Um die Auswirkungen der Syrien-Sanktionen auf die Bevölkerung in Syrien richtig einzuordnen, muss man nach einem Gesamtbild und nach den Ursachen für die gegenwärtige Hungerkrise fragen: Nach einem aktuellen Beitrag von Human Rights Watch zwingt vor allem das Versagen der syrischen Regierung, angemessen auf die gegenwärtige Brotkrise zu reagieren, die Menschen dazu zu hungern. Der Absturz der syrischen Währung, eine sich verschärfende Wirtschaftskrise nach zehn Jahren Krieg, verbunden mit der erheblichen Zerstörung der Infrastruktur - vor allem durch die syrische Regierung und ihre Verbündeten selbst - hat zu einem katastrophalen Mangel an Weizen geführt.

 

Die syrische Regierung hat die Krise noch zusätzlich durch Diskriminierung bei der Brotverteilung verschärft. Dazu kommen die weit verbreitete Korruption und die Rationalisierung und Verknappung der subventionierten Portionen.
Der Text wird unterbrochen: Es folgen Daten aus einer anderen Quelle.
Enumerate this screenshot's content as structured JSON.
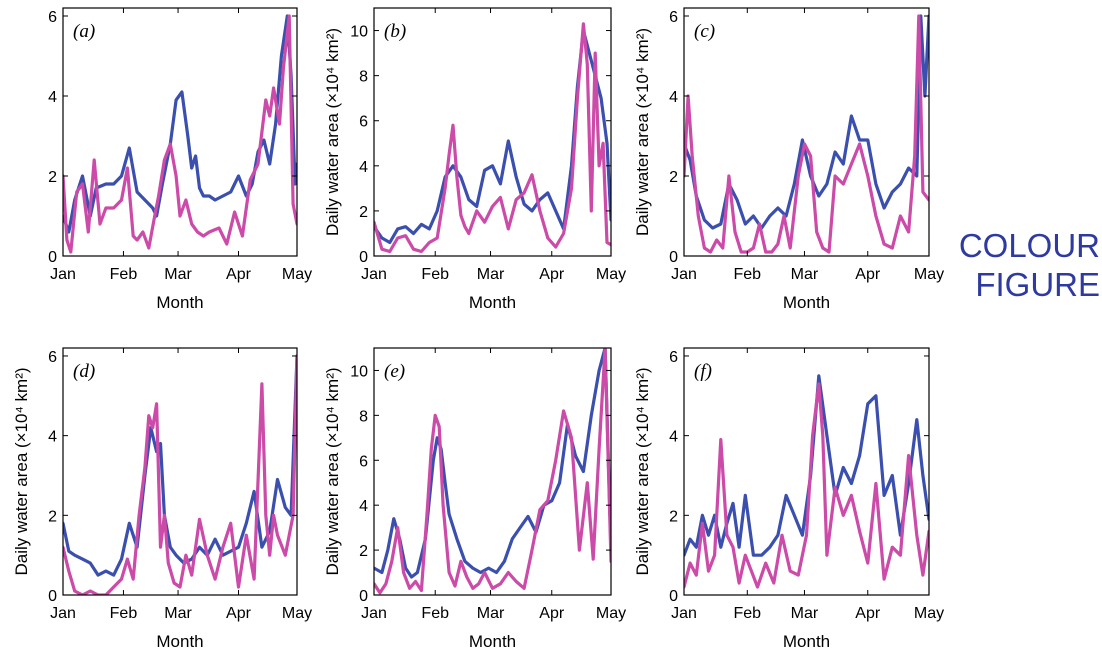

Das alles zusammen führt dazu, dass die Menschen in Syrien hungern. Obwohl die von den USA und der EU verhängten Sanktionen gegen das Assad-Regime Medizin und Lebensmittel ausdrücklich ausklammern, haben sie unbestritten auch negative Folgen. Jedoch lohnt sich in dieser Hinsicht ein ausführlicher Blick auf die Hintergründe der Wirtschafts- und Hungerkrise.

 

Wie ist die aktuelle Situation in Syrien?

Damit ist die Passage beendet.